The papers cover a wide range of topics related to knowledge transfer, representation, concepts and conceptualization, social tagging, domain analysis, music classification, fiction genres, museum organization. The papers discuss theoretical issues related to knowledge organization and the design, development and implementation of knowledge organizing systems as well as practical considerations and solutions in the application of knowledge organization theory. Covered is a range of knowledge organization systems from classification systems, thesauri, metadata schemas to ontologies and taxonomies.

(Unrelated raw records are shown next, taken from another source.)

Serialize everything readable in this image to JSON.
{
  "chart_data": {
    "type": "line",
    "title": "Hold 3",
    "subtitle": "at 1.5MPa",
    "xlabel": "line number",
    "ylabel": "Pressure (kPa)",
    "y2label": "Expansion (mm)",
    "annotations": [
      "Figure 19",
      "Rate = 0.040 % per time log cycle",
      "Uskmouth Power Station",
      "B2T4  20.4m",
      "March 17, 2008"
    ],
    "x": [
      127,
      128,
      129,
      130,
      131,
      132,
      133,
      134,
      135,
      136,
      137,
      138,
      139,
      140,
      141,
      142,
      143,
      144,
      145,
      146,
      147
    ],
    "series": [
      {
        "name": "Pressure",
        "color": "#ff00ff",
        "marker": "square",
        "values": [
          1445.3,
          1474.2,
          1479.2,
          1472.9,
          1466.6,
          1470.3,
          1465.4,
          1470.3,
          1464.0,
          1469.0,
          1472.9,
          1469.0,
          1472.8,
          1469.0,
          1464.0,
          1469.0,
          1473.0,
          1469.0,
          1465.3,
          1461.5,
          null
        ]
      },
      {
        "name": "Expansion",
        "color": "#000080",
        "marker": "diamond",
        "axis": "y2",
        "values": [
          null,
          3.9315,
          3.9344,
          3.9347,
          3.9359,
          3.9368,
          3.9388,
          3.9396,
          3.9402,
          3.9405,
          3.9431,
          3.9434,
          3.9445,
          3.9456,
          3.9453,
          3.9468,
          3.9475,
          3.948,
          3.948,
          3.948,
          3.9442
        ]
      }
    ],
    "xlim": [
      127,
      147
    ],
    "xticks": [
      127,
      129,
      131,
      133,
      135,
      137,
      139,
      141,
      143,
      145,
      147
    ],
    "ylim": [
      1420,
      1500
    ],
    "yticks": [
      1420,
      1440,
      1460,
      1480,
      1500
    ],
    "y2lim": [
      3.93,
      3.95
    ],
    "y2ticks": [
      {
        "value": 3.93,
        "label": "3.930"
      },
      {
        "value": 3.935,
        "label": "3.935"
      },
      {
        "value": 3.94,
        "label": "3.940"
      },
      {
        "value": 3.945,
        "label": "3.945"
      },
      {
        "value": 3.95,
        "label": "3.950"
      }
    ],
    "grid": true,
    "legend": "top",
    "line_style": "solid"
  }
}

Der Tagungsband untersucht Wissensorganisationssysteme und ihre Rolle bei der Wissensorganisation, dem Wissensaustausch und der Informationssuche. Die Beiträge decken ein breites Spektrum von Themen ab, die mit Wissenstransfer, Repräsentation, Konzeptualisierung, Social Tagging, Domänenanalyse, Musikklassifizierung, Fiktionsgenres und Museumsorganisation zu tun haben. In den Beiträgen werden theoretische Fragen der Wissensorganisation und des Designs, der Entwicklung und Implementierung von Systemen zur Wissensorganisation sowie praktische Überlegungen und Lösungen bei der Anwendung der Theorie der Wissensorganisation diskutiert. Es wird eine Reihe von Wissensorganisationssystemen behandelt, von Klassifikationssystemen, Thesauri, Metadatenschemata bis hin zu Ontologien und Taxonomien.